Our problem is the construction of the will of Edward L. Wise, deceased, who died on March 16, 1939, a widower, leaving no heirs of his body surviving. His [470]*470estate was appraised at about $14,000'.0(). His will is as follows:

“I, Edward L. Wise, being of sound mind and disposing memory, but knowing the uncertainty of life, do make this my last will and testament, hereby revoking all former wills or codicils to wills by me at any time made.
“1st, It is my will that all of my debts be paid.
“2nd, It is my will that a.casket and a steel vault be about the same as that furnished by W. L. Rosenberger for my dear wife, Phoebe A. Wise, costing about $300.00.
“3rd, I give to the Trustees of St. Michael’s Church Cemetery Fund the sum of $200.00 to be held in trust, the interest accruing from same to be used for the upkeep of my grave lot and said cemetery.
“4th, I give to the Trustees of the Greenwood Cemetery Association of Bridgewater, the sum of $20.00 to be held in trust, the interest accruing from same to be used for the upkeep of said cemetery.
“5th, I give to the Trustees of the Bridgewater Methodist Church $500.00 to be used in their judgment where most needed.
“6th, I give to my sister in law, Bettie Hinton, all of my household property in my home in Bridgewater, Virginia.
“7th, I give to my sister in law, Bettie Hinton, all my real estate to use, provided that she does not give, will or allow to be inherited by any her relatives, or mine, or individual or individuals.
“8th, It is my will after the death of my sister in law, Bettie Hinton, that my Executor hereinafter named shall sell all real estate and personal property, if any, and the proceeds from same be given to the Trustees of some Methodist Institution or Institutions for the poor or what in his judgment is worthy of the same, and any other moneys or bonds.
“9th, I hereby appoint S. W. Shaver Executor of this [471]*471my last will and testament and request that no security he required of him.
“Witness my hand and seal to this my last will and testament made and signed at the Planters Bank of Bridgewater, Bridgewater, this 17th day of September, 1936.
EDWARD L. WISE (Seal).”

It is unnecessary to include the attestation clause.

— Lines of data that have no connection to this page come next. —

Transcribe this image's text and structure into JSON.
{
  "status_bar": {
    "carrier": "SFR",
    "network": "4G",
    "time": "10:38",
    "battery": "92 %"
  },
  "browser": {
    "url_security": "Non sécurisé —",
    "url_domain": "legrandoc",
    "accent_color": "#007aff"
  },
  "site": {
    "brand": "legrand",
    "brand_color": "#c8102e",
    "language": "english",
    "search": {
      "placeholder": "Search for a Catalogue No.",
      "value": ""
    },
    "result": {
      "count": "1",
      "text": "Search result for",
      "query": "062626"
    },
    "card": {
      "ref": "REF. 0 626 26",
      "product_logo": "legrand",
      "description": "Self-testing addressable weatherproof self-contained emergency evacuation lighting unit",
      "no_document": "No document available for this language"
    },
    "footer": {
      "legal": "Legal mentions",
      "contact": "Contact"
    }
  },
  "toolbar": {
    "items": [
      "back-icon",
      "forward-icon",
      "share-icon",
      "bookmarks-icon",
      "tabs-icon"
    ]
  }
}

The contest is a tripartite one. Pour grand-nephews of the testator, who are appellants, attack the fifth and eighth clauses of the will urging that they are void and ineffective. The fifth clause, it is said, is void because of its uncertainty and indefiniteness, both as to the party who is to take and the purpose for which the legacy is to be used. And the eighth clause is likewise said to be void for the same reasons and the additional one that it presents a patent ambiguity as to which parol evidence cannot he received to explain it in an effort to determine the intention of the testator. It is also contended that the provisions of section 38 of the Code of Virginia, which are curative, are not applicable to the situation before us.

Bettie Hinton, a legatee and devisee, and also an appellant, urges that under clauses seven and eight she takes a fee simple estate in the real estate left by the testator.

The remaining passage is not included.